The DOL wants to push more producers into PTE 2020-02, analysts say. The exemption would be expanded to cover certain transactions involving pooled employer plans and transactions involving “pure” robo-advice providers, K&L Gates explained.
In addition, the proposed amendment includes changes and clarifications regarding the exemption’s conditions, such as clarifications regarding the fiduciary acknowledgement requirement and a new requirement to provide a written statement of the best-interest standard of care owed by the investment professional to the retirement investor.
“If the proposed amendment is adopted, financial institutions relying on PTE 2020-02 may need to amend their client disclosures and make changes to their policies and procedures,” K&L Gates wrote. “Also, because the proposed rule broadens the definition of who is an investment advice fiduciary, more parties may need to rely on PTE 2020-02.”
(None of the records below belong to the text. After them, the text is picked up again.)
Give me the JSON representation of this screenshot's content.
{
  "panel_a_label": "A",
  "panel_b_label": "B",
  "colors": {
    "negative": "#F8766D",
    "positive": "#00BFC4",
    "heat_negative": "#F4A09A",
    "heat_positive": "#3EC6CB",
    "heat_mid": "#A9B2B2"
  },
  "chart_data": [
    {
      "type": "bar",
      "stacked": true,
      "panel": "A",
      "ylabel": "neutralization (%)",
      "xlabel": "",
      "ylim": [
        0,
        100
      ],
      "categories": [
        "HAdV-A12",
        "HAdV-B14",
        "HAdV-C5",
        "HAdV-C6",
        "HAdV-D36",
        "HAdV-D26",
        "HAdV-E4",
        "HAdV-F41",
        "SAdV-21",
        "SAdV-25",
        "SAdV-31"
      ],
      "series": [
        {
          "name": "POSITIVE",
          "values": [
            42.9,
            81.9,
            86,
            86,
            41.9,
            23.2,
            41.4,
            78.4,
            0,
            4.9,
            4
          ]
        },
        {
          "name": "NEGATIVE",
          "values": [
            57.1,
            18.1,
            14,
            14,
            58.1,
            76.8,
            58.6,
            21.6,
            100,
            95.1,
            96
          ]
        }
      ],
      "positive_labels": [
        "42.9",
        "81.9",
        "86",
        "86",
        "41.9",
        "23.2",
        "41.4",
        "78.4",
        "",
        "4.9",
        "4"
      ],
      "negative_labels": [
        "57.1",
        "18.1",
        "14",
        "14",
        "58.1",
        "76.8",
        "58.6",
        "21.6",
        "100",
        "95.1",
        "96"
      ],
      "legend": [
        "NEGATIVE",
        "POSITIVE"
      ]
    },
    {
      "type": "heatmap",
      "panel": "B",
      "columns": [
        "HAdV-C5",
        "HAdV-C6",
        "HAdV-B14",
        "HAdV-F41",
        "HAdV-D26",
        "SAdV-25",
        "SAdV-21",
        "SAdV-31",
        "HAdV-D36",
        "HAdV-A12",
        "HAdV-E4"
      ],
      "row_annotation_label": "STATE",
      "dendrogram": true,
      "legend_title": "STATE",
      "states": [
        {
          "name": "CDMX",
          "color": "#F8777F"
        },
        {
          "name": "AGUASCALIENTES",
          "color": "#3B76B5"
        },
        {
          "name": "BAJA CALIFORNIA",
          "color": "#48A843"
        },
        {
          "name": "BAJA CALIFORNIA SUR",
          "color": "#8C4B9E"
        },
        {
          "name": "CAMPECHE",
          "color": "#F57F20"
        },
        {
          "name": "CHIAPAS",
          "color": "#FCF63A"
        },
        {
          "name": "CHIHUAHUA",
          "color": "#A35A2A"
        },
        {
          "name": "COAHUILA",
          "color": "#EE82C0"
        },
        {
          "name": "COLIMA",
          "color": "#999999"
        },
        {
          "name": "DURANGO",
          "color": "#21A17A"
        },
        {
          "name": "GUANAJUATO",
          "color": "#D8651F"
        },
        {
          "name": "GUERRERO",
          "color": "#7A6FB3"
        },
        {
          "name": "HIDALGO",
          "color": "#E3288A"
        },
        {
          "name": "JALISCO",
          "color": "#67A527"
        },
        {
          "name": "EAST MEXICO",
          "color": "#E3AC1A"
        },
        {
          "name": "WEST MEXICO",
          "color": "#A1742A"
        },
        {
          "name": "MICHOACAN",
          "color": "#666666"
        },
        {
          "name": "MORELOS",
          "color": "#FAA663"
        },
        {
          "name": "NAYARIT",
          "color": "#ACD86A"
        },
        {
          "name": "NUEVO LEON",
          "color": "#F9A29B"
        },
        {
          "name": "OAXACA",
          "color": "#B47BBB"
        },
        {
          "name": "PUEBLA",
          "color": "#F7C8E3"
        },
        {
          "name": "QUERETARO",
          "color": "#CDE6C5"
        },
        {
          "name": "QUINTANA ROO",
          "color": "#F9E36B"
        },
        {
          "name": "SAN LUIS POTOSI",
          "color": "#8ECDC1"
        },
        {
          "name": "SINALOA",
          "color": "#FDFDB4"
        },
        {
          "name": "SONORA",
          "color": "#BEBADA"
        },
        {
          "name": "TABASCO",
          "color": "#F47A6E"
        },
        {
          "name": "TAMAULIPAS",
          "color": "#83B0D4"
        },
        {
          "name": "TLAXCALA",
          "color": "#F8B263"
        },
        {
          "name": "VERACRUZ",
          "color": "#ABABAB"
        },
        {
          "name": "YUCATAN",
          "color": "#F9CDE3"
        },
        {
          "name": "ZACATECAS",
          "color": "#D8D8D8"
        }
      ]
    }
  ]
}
Prohibited Transaction Exemption 84-24. Independent agents relying on PTE 84-24 to get paid commissions are in for the biggest change, and this will be the biggest fight, Reish said.
And it all comes down to compensation. In its bid to mitigate conflicts, the DOL is very narrowly restricting how independent agents can get paid, Campbell explained.
“The whole purpose of an independent agent is to be independent; therefore, they can’t be controlled by that carrier to the same extent,” he said. “But that also means that it’s harder for us, DOL, to know that someone’s watching their conflicts and properly mitigating them. So, instead of giving broader latitude in compensation, we’re going to narrowly define what it is.”
DOL regulators have long wanted to ban questionable incentives like trips and other bonuses given to producers who hit annuity sales goals. As a result, many of those practices have gone away. The new rule would further streamline compensation.
The only permissible compensation would be the upfront commission, the renewal fee and any trailing fees, Campbell noted.
“No other form of compensation of any kind is permitted under the exemption,” he said. “That means no marketing support payment [and] a whole variety of different incentives that are typically present in insurance sales relationships.”